The Filioque clause is often understood by the Roman Catholic Church to mean that the Holy Spirit proceeds through the Son from God the Father, not that the Spirit originates from both Father and Son. This does not contradict the Eastern Orthodox view that God the Father is the source of the Spirit and the Spirit is sent by the Son. It is often helpful to understand the Trinity without anthropomorphic language, and one of my favourite analogies is that the Father is God the Source, the Son is God the Word, and the Spirit is God the life-giving breath of the Father/Source. Admittedly, the Filioque clause does make things more complicated in the west, as it opens the Trinitarian theology of the Creed to various interpretations.
Recently, I was listening to a Protestant speak about the East-West Schism, and he mentioned that without the Filioque, Protestantism could never have happened. The clause emphasizes the role of the Son in the mediation of the Holy Spirit to humanity through the Word of God, and the Protestant Reformation was very concerned with the primacy of Scripture.  Christ as the incarnate Word is the complete revelation of God. However, the Scriptures are also God’s word, as inspired text through which God communicates with humanity. It is an interesting interpretation, especially since Protestantism generally preserves the Filioque in the Creed despite the Reformation being a movement that intended to purge Christianity of medieval innovations and return to the basics.

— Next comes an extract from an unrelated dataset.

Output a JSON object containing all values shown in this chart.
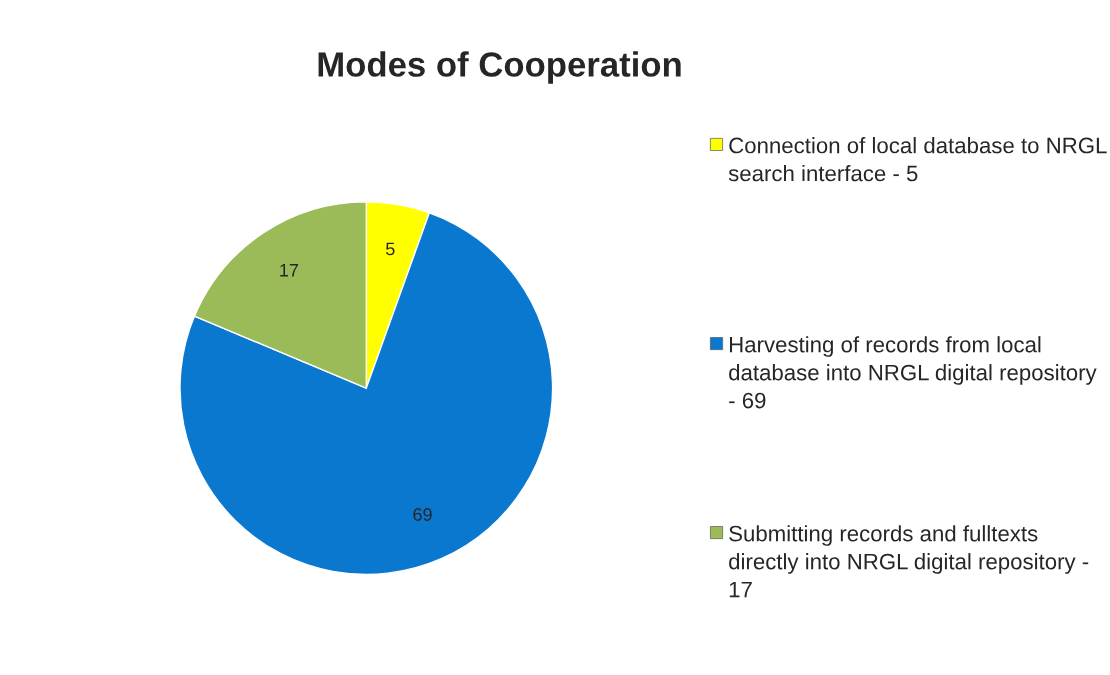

Whether or not the Filioque is included in the Creed, and however it is interpreted, Christians of all denominations acknowledge the importance of the understanding of God as triune, as three distinct persons who are of one substance and who are, at the same time, one God.
The Trinity teaches us the importance of relationship, as the three persons of God share in a communion of love that offers us a model for our own Christian life. As the Father, Son, and Spirit are one God, we as Christians are the many members of the One Body of Christ, distinct but united in an interconnected love for God and each other.